If the learning process can be described as follows:

learning process final

Then the prediction process gets the following representation:

prediction process final

Yay!

🧠 Some test cases in Ruby

In the following sections, there are two examples of test cases in Ruby, showing the capabilities of the ANN built in this article.

👉 Predicting XOR gate

class TrainXORTest < Test::Unit::TestCase
  def test_train_xor_gate
    # Setup...

    inputs  = [[0, 0, 1], [0, 1, 1], [1, 0, 1], [0, 1, 0], [1, 0, 0], [1, 1, 1], [0, 0, 0]]
    targets = Matrix[[0, 1, 1, 1, 1, 0, 0]].transpose.to_a

    network = NeuralNetwork.new([layer_a, layer_b, layer_c])
    network.learn(inputs, targets, 2_000)

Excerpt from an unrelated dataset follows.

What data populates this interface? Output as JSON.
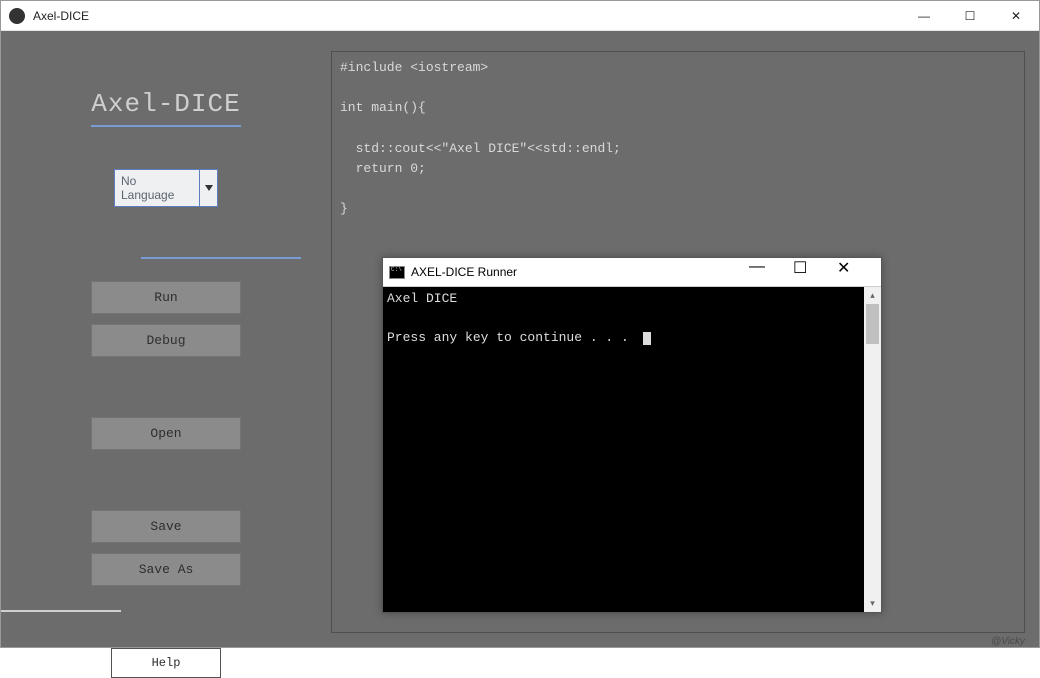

    assert_equal 0.05, network.predict([[1, 1, 0]]).round(2)
  end
end

👉 Predicting fruits and vegetables

class TrainFruitsTest < Test::Unit::TestCase
  def test_train_fruits_and_vegetables
    # Setup...

    # Prepare data model
    fruits_func = -> do
      [(1..3).to_a.shuffle.take(3), 0]
    end

    vegetables_func = -> do
      [(7..9).to_a.shuffle.take(3), 1]
    end

    fruits_inputs = 50.times.map { fruits_func.call }
    vegetables_inputs = 50.times.map { vegetables_func.call }
    inputs = fruits_inputs.to_h.keys + vegetables_inputs.to_h.keys
    outputs = fruits_inputs.to_h.values + vegetables_inputs.to_h.values
    targets = Matrix[outputs].transpose.to_a

    network = NeuralNetwork.new([layer_a, layer_b, layer_c])
    network.learn(inputs, targets, 2_000)

    fruits_and_vegetables = [
      ['Apple', fruits_func.call[0]],
      ['Banana', fruits_func.call[0]],
      ['Carrot', vegetables_func.call[0]],
      ['Orange', fruits_func.call[0]],
      ['Tomato', vegetables_func.call[0]],
      ['Pineapple', fruits_func.call[0]],
      ['Potato', vegetables_func.call[0]],
      ['Cherry', fruits_func.call[0]],
      ['Garlic', vegetables_func.call[0]],
      ['Broccoli', vegetables_func.call[0]],
      ['Peach', fruits_func.call[0]],
      ['Pear', fruits_func.call[0]],
      ['Lettuce', vegetables_func.call[0]]
    ]

    fruits = %w[Apple Banana Orange Pineapple Cherry Peach Pear]
    vegetables = %w[Carrot Tomato Potato Garlic Broccoli Lettuce]

    fruits.each do |fruit|
      assert network.predict([fruits_and_vegetables.to_h[fruit]]) < 0.5
    end

    vegetables.each do |vegetable|
      assert network.predict([fruits_and_vegetables.to_h[vegetable]]) > 0.95
    end
  end
end

Wrapping Up

In this article, we have covered the fundamental concepts of artificial intelligence, machine learning, and neural networks, exploring how they are related.

Additionally, we delved into the inner workings of a neural network while building a simple ANN that is capable of predicting things like XOR gate and fruits/vegetables using Ruby.

You can find all the code written in this article in my ANN project called citrine. I have an ANN written in Elixir too. Feel free to fork, clone, and experiment with the fascinating world of ANNs on your own.